Umberto Eco died on February 19, 2016. He was a brilliant man who wrote fascinating books.
He also had an encyclopedic memory. Here’s a brief interview filmed by David Ferrario. In the interview, Eco discusses memory, computers, and a terrifying future.
For those of you with serious book envy that may trigger a Pavlovian response, have your drool cups ready at minute 5 of the interview (with English subtitles).
Who will inherit that labyrinthian library?
18 thoughts on “Umberto Eco – On Memory, Books, and Computers”
I have seen some remarkable personal libraries, but Eco’s is something else! Wow!
Yes, I was filled with awe. Call it reverence.

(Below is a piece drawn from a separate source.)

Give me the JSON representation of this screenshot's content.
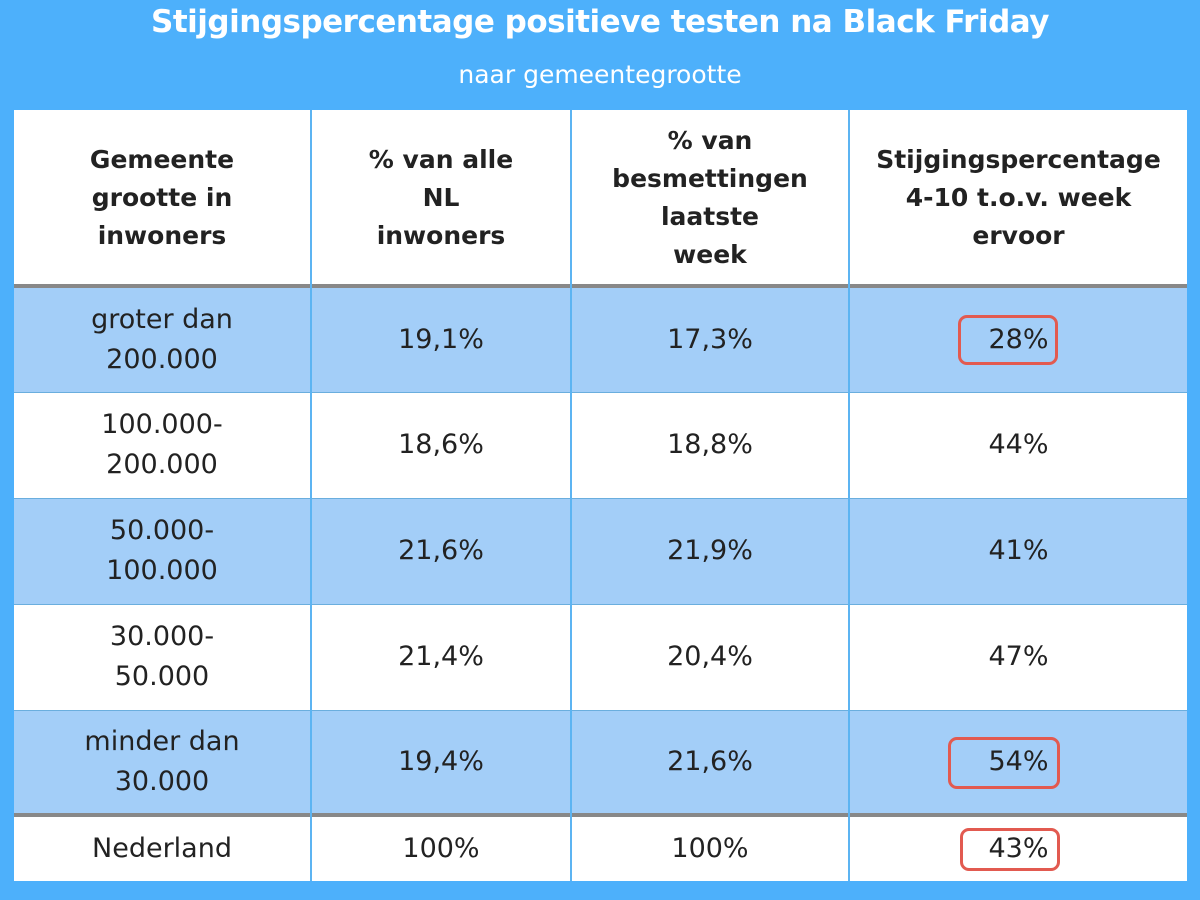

Oh my gosh, is that in his home? Can you imagine having that around you every day? With the help of takeout food, one would never have to leave the house. Just read, read, and read.
Yes, but you’d have to meet the delivery person at the door. Otherwise, they’d never find you. 😀 Such bliss!
Oh my. Oh my One would need maps for one’s own library. Not to mention a compass
I think they should turn the house into a public library. I NEED to see it in person. Perhaps check out a book or two or ten…
I love how he knew exactly where the book was on the shelf. No card catalog or reference notation.
I will never use a calculator again…must keep the mind fresh! 😀
Yes, those were two of my takeaways, as well. I’m doing my multiplication tables in my head as I type.
Oh no…multi tasking too…how can I ever keep up with you? 🙂
Are you choking on dust? Gotta redline it to keep up with me. 😀
Ha ha…nope, no redlining. I’m semi-retired! I get to relax and smell the flowers now! 😀
Lots of time to read books from that library. 😉
How did he find time to write when he had so much stuff to read?!
I don’t think the man slept. And I’ll bet he didn’t spend time on a social media platform, let alone watch funny cat—um, mouse videos on Facebook.
So that’s the secret…
That library was as promised. WOW.
And thanking all of my math teachers through the years that didn’t let us use calculators!
It’s interesting to think about, isn’t it? What happens when much of memory becomes only called on to record experiences and not for recalling factual information. Experience is relative and memories change or evolve as we recall them. But two times twenty-two will always equal forty0-four. What happens when our devices lose our facts?
He even has a ladder for his library, that is amazing, what an awesome house. Eco will be missed, his books (or at least the first five which I’ve read were all very good and his non fiction was equally fascinating and challenging, it’s a huge loss to literature.
Yes, I hope his heirs turn that house into a national library, one that I can visit sometime down the road. I’ve got to pull some of his books out of my boxes and give them another look.